During Hurricane Helene, this water-side community was knee-deep in flooding.
Unfortunately, that, paired with the many driveways full of golf carts and cars, was believed to be the fatal mix for one man in the Windmill Village community.
WINK News reporter Maddie Herron spoke to many neighbors off-camera who knew the man, Tom, and they said his death is too raw to process.
One neighbor said, “This kind of drives it home. I mean, when somebody loses a life, everything else is okay. You know, you can fix it. And this is tragic. I mean, this is the ultimate problem.”
The storm claimed one man’s life after a fire tore through his home in the Windmill Village in Punta Gorda Friday morning.
Lithium-ion batteries and salt water are what some would call “A ticking time bomb.”
A dangerous mix Charlotte County Fire and EMS believe caused this raging fire in the wake of flooding from Hurricane Helene.
“Unfortunately, Tom tried to put it out, and he lost his life doing it,” said the neighbor. “Lithium-ion batteries do not mix with salt water, and everybody’s got lithium batteries, either golf carts, power tools, e-bikes, and, I mean, it’s just a shame, and once they catch on fire, you can’t put them out.”

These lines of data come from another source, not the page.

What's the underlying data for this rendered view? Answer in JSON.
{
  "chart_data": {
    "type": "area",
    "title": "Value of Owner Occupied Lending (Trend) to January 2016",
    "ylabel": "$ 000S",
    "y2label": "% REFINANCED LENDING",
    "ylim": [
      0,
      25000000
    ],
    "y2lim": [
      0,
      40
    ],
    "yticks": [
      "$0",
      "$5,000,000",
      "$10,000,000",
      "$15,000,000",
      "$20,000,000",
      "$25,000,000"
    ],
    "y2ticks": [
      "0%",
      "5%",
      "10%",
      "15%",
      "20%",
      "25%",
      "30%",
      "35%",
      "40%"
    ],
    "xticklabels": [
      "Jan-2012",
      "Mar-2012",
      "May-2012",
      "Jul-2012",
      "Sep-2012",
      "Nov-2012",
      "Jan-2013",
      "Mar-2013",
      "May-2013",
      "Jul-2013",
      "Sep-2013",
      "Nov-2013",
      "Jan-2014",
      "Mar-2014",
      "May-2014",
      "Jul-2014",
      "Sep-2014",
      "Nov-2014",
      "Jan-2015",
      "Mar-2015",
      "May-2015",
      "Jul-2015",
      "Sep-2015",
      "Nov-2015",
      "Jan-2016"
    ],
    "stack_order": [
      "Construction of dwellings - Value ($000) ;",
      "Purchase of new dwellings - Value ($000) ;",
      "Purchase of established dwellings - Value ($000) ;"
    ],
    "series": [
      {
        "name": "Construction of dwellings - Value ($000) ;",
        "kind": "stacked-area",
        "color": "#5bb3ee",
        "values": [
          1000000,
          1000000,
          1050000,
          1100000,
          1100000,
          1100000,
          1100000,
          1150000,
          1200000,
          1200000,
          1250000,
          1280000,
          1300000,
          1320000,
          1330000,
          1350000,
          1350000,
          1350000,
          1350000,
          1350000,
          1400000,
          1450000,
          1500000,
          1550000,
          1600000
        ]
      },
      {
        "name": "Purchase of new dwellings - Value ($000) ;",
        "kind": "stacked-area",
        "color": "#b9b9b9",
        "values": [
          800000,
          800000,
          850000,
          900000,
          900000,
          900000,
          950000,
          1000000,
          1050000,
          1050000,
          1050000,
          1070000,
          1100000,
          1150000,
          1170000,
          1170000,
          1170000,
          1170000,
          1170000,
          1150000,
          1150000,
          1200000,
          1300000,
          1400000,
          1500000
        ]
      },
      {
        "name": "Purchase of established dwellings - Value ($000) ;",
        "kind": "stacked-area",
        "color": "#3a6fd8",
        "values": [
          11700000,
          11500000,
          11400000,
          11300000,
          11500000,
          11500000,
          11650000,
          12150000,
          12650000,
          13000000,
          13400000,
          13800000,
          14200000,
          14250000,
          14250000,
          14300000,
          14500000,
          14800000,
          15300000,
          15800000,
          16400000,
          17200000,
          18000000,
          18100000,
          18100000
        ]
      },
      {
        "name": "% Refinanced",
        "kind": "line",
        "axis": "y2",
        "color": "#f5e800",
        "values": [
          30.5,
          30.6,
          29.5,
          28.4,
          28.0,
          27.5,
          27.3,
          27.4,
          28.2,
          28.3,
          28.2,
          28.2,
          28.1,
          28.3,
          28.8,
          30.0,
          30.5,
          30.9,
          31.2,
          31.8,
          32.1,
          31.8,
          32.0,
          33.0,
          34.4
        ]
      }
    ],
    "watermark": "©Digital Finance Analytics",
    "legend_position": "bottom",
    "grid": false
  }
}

Sophia Pringle works as a nurse aide down the street. She knew the man as a kind, familiar face in the neighborhood.
“Nobody couldn’t save him. It’s so sad because he was a good man,” said Pringle. “He just was a humble man, and he used to be a go-getter. He didn’t ask nobody for nothing. He just did his own thing for him to lose his life like that. It was sad, devastating.”
Since Helene, the neighborhood continues to face broken boats, cars, and homes, but no damage compares to losing a life.
The state fire marshal is still investigating to determine the exact cause of the fire.
This neighborhood continues to grieve the loss of one of their own, as they themselves have to pick up their own pieces of damage left by the storm.